Hi,
On 2025-03-06 14:51:26 -0500, Tom Lane wrote:
> Andres Freund <andres@anarazel.de> writes:
> > On 2025-03-06 13:47:34 -0500, Tom Lane wrote:
> >> ... I wonder if we could just rip out pg_upgrade's support
> >> for DB-level parallelism, which is not terribly pretty anyway, and
> >> simply pass the -j switch straight to pg_dump and pg_restore.
>
> > I don't think that'd work well, right now pg_dump only handles a single
> > database (pg_dumpall doesn't yet support -Fc) *and* pg_dump is still serial
> > for the bulk of the work that pg_upgrade cares about.
> > I think the only parallelism that'd actually happen for pg_upgrade would be
> > dumping of large objects?
>
> Uh ... the entire point here is that we'd be trying to parallelize its
> dumping of stats, no?

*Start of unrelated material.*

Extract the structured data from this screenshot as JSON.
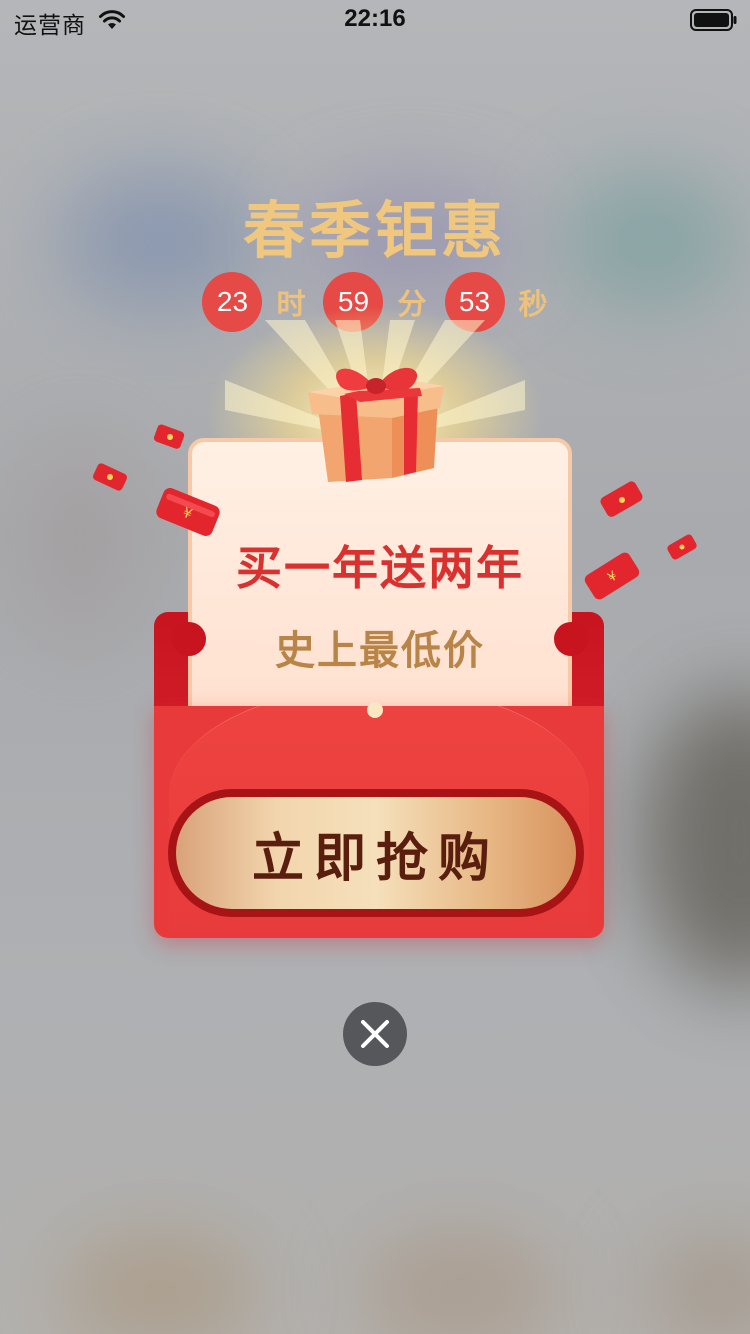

Most DBs will have enough of those to be
> interesting, I should think.
Well, we added concurrent-pg-dump runs to pg_upgrade for a reason,
presumably. Before stats got dumped, there wasn't any benefit of pg_dump level
parallelism, unless large objects are used. Presumably we validated that there
*is* gain from running pg_dump on multiple databases concurrently.
There are many systems with hundreds of databases, removing all parallelism
for those from pg_upgrade would likely hurt way more than what we can gain
here.
Greetings,
Andres Freund